Benn's article, "Why won't Obama Talk to Israel?" was a plaintive call for US President Barack Obama to woo the Israeli public. As Benn put it, "Next time you're in the neighborhood, Mr. President, speak to us directly."
Benn's article has been touted by Obama supporters and detractors alike as evidence that the president has a credibility problem with Israelis. Jewish Obama supporters sought to soften the impact of Benn's article on their fellow Jewish leftists by claiming that Obama is listening to the likes of Benn. For instance, the Atlantic's Jeffrey Goldberg reported without irony that administration officials defend Obama's silence toward Israel by arguing that his June 4 speech to the Muslim world in Cairo was also geared toward Israelis.
The June 4 address of course was the one where Obama compared Israel's treatment of the Palestinians to the Nazi Holocaust of European Jewry and to black slavery in the antebellum American South. It was also the speech where he embraced Iranian President Mahmoud Ahmadinejad's claim that Israel owes its existence to the Holocaust and not to the Jewish people's legitimate right to self-determination in our homeland.
Benn's piece is an interesting read, but not for the reasons that have been widely cited. It is interesting for what it says about the Israeli Left on the one hand, and what it says about Obama and his American Jewish supporters on the other.
Although Benn gives a long bill of particulars on why Israelis mistrust Obama, the general thrust of the article is supportive of the administration. Far from an attack on Obama, it is a cry for help. Benn and his fellow Israeli leftists want the administration to help them by changing the tenor of its policies, not the policies themselves.
WHEREAS THE American Left was triumphant in the 2008 elections, the Israeli Left was decimated in Israel's general elections in February. Its two standard bearers - Meretz and Labor - were effectively wiped out. Its new flagship, Kadima, failed to win the support of any other party in its bid to form a governing coalition. Worse still, consistent polling shows that the general public rejects every one of the Israeli Left's central policies.
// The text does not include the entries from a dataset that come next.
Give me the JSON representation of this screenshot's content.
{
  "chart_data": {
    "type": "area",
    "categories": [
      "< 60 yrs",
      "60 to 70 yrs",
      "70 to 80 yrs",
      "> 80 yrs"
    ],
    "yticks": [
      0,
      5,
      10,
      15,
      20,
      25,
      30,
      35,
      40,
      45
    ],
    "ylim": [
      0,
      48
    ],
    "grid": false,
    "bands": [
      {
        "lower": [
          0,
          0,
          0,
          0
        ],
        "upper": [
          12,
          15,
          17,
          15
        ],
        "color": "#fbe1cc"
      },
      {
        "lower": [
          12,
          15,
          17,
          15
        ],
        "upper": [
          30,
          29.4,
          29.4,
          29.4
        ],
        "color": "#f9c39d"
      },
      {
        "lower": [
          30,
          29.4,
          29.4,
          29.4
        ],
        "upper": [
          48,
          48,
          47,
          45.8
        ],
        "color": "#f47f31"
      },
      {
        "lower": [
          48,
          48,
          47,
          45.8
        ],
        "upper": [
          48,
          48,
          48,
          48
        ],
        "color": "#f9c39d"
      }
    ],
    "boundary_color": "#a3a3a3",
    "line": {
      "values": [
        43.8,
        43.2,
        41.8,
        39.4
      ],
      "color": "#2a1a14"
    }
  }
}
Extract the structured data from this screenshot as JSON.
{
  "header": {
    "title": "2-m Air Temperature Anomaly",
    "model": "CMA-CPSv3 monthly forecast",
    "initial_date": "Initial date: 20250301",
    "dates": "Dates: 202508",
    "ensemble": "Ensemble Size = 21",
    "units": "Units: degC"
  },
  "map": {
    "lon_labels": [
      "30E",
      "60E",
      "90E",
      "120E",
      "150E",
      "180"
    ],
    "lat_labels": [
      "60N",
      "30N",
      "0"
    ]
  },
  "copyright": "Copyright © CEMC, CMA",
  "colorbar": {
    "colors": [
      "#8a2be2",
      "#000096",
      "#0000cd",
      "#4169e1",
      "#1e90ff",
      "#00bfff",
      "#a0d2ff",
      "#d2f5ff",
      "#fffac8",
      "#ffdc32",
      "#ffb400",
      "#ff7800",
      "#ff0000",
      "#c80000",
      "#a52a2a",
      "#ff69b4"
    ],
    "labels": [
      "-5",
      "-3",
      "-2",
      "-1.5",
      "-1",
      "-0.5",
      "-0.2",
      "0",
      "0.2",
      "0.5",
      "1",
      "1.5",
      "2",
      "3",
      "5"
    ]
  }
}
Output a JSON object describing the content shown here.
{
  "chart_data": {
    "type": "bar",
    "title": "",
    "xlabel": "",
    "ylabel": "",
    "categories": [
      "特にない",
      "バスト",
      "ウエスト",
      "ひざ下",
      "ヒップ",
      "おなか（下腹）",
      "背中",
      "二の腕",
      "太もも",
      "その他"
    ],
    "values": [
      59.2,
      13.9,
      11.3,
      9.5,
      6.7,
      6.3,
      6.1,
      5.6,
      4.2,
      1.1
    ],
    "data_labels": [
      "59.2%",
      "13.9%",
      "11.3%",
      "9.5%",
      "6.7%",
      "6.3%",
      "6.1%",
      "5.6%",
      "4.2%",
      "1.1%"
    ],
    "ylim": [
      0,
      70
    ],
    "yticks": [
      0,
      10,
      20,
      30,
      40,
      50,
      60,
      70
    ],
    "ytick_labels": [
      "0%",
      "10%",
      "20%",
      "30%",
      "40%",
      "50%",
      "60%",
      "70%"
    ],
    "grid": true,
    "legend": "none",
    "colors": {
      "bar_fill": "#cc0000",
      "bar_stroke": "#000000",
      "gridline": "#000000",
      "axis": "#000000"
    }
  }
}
From the swift establishment of a Palestinian state, to the mass expulsion of Jews from Judea and Samaria and Jerusalem, to unilateral land giveaways to the Palestinians, the Israeli Left today speaks for a but a small minority of Israelis.
Benn cited last month's Jerusalem Post poll which showed that a mere 6 percent of Israeli Jews view Obama as pro-Israel while some 50% of Israeli Jews perceive the president as more pro-Palestinian than pro-Israel. As he sees it, Obama's failure to win the trust of the Israeli public will make it impossible for him to coerce the Netanyahu government into freezing Jewish construction in Judea, Samaria and Jerusalem. This is a disaster for Benn and his colleagues. For unless the US can force the government's hand, there is no chance that they will be able to see their radical policies implemented.
It is in his attempt to convince Obama to help the Israeli Left that Benn makes his most consequential critique of the US leader. As he puts it, Obama "seems to have confused American Jews with Israelis."